[PATCH] D49561: AMDGPU: Try to make isKnownNeverSNan more accurate

Matt Arsenault via Phabricator via llvm-commits llvm-commits at lists.llvm.org
Fri Jul 20 13:06:27 PDT 2018


arsenm added a comment.

In https://reviews.llvm.org/D49561#1170203, @rampitec wrote:

> In https://reviews.llvm.org/D49561#1169653, @arsenm wrote:
>
> > In https://reviews.llvm.org/D49561#1169015, @rampitec wrote:
> >
> > > In https://reviews.llvm.org/D49561#1168791, @arsenm wrote:
> > >
> > > > In https://reviews.llvm.org/D49561#1168643, @rampitec wrote:
> > > >
> > > > > I would tend to say isKnownNeverSNan here basically tells not that it cannot be sNaN, but rather that we do not care even if it is. At least we should not care if FP exceptions are off.
> > > >
> > > >
> > > > Except that's not true since there can be sNaNs can be loaded, so even if exceptions aren't handled they need to be dealt with
> > >
> > >
> > > Do you mean we shall quiet snans with an fmin/fmax even if exception handling is off? My understanding was different. In fact I thought we can completely ignore them with say fast math.
> >
> >
> > Yes. My understanding is the exception handling aspect is different from the existence of sNaNs, and also orthogonal to enabling fast math. If exception handling is enabled, operations that can produce sNaNs will, but there can still be sNaNs loaded from memory, constants etc. I think if the function is marked no-nans, we can maybe assume this won't happen? The fast math flags aren't sufficient there because arbitrary operations like a load or function argument don't have an associated flag.
> >
> > With ieee_mode enabled (which is currently the default) v_min_f32 et. al.  a qNaN is returned if either input is an sNaN. If ieee_mode is off, it returns the non-NaN operand as-if it were a qNaN. I think for what we actually want, ieee_mode is harmful since it requires the library implementation of OpenCL's fmin to insert canonicalizes to quiet the inputs. Since LLVM doesn't properly handle sNaNs anywhere, I think enabling this is a bit pointless. However, whether it's on or not, I think we need to to get sNaN behavior correct at least for this one operation in order to be able to optimize out redundant canonicalizes.
>
>
> More general, we have several questions:
>
> 1. Should we care about sNaNs with FP exceptions disabled?


Yes. This has to work. The OpenCL conformance tests check for this

> 2. Should we care about sNaNs if a node is known never NaN?

Knowing it's never nan is how you know you don't need to care about it

> 3. Should we care about sNaNs if no-nans is enabled?

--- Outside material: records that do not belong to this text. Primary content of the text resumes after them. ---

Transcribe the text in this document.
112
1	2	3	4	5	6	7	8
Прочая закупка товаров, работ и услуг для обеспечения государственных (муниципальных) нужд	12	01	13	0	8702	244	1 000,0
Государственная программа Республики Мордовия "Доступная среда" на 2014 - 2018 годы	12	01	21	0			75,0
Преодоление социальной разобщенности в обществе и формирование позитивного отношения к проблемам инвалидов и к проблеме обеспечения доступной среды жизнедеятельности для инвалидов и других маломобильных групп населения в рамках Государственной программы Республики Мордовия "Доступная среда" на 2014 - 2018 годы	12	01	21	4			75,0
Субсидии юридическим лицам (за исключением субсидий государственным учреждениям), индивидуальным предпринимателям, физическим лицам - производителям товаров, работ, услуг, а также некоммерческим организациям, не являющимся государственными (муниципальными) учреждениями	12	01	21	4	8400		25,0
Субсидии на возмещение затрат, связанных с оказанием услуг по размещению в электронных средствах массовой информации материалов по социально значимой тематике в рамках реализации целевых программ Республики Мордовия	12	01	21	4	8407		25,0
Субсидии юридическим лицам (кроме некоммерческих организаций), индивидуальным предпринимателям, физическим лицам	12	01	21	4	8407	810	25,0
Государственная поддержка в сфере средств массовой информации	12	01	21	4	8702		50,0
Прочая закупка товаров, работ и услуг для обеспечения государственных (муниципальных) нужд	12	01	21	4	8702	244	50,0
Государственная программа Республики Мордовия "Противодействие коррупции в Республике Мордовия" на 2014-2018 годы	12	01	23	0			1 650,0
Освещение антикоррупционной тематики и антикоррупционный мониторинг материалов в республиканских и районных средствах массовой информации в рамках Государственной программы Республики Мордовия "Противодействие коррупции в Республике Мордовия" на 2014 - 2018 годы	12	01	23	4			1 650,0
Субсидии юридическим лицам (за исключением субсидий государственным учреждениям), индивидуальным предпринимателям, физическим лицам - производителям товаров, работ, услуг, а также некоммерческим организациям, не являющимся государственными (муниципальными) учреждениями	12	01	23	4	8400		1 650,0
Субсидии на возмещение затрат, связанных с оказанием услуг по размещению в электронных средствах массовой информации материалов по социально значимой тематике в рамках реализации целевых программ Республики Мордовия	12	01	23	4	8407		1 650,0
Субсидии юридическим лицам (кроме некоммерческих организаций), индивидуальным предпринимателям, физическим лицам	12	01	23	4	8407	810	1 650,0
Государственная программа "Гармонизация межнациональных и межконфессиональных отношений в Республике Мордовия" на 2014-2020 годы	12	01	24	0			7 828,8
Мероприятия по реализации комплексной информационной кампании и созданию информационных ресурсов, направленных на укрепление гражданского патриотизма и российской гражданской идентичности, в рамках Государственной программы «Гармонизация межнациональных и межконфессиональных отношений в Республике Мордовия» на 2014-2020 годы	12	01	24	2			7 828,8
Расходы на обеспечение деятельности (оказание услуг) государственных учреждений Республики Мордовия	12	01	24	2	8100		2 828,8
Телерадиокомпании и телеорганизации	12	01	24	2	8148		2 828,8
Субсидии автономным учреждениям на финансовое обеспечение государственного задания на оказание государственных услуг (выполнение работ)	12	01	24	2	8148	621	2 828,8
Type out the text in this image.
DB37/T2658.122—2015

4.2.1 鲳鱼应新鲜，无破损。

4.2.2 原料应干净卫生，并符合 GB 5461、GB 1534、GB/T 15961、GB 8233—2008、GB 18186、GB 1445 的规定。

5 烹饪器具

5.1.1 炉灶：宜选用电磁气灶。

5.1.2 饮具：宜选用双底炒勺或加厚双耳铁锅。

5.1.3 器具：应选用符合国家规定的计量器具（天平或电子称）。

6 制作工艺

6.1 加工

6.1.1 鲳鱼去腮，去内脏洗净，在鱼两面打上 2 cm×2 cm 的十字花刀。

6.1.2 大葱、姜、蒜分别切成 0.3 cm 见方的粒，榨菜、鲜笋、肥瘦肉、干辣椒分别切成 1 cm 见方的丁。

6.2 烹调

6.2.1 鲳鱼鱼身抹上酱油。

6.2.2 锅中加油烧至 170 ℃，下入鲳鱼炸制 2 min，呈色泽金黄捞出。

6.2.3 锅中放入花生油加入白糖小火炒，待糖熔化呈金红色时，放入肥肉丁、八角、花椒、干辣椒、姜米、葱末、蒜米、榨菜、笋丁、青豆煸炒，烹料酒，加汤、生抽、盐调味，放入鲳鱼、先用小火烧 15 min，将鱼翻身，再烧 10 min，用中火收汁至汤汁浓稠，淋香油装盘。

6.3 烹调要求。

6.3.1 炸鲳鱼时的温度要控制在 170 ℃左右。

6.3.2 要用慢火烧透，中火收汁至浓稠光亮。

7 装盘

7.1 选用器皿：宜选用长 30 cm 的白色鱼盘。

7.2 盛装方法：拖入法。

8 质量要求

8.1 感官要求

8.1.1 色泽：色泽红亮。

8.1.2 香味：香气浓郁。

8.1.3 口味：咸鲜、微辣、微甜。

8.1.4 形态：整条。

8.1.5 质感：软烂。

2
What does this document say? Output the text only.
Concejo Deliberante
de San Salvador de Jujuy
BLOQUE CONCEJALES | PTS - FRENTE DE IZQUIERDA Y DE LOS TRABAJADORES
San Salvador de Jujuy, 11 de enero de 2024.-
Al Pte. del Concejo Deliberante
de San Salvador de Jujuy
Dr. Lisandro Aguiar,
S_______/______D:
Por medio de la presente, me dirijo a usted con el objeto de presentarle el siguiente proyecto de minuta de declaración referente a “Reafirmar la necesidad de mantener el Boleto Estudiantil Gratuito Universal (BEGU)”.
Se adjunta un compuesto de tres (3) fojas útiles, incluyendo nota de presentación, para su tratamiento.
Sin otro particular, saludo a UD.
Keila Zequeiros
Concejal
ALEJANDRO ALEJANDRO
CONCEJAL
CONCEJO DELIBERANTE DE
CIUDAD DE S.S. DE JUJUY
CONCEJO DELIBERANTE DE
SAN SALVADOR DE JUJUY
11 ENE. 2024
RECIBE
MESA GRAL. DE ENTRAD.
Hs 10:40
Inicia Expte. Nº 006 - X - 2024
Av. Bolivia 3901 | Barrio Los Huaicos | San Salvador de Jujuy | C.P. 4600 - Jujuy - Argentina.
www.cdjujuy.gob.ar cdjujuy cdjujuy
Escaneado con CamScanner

I think this is a grey area, but probably not.

> 4. Should we care about sNaNs if fast-math is enabled?
> 5. Should we turn ieee_mode off? Let’s see:
> 
> 
> 
> 1. Description of setHasFloatingPointExceptions():
> 
>   ``` /// Tells the code generator that this target supports floating point /// exceptions and cares about preserving floating point exception behavior. ``` I read it this way: if we say no here, we do not care about preserving floating point exception behavior. I.e. we may assume there are no sNaNs even if they are present.

This is not true. Assuming this will break the fmin/fmax conformance tests. This is now just something we always turn on. We don't enable trap on FP exception, but that doesn't mean that there aren't sNaNs somewhere that need to be handled correctly. This property also should probably be removed, since things are moving to relying on the STRICT_* versions of operations to get this behavior

> 
> 
> 2. sNaN is a signaling NaN, so it is a NaN. If a node is known to be not a NaN, it cannot be its signaling form as well.

Yes

> 3. -enable-no-nans-fp-math and derivatives: ``` /// NoNaNsFPMath - This flag is enabled when the /// -enable-no-nans-fp-math flag is specified on the command line. When /// this flag is off (the default), the code generator is not allowed to /// assume the FP arithmetic arguments and results are never NaNs. ``` So then if that flag is on we are allowed to assume not only FP arithmetic results are never NaN, but also arguments. Even if they are and even if they are loaded or constant sNaN/NaN.

Yes

> 4. UnsafeAlgebra includes NoNaNs and thus all of the above applies.

I do not agree with this. The per-instruction flags have decoupled the unsafe algebra properties from no-nans, and the per-function/global flags should follow suit.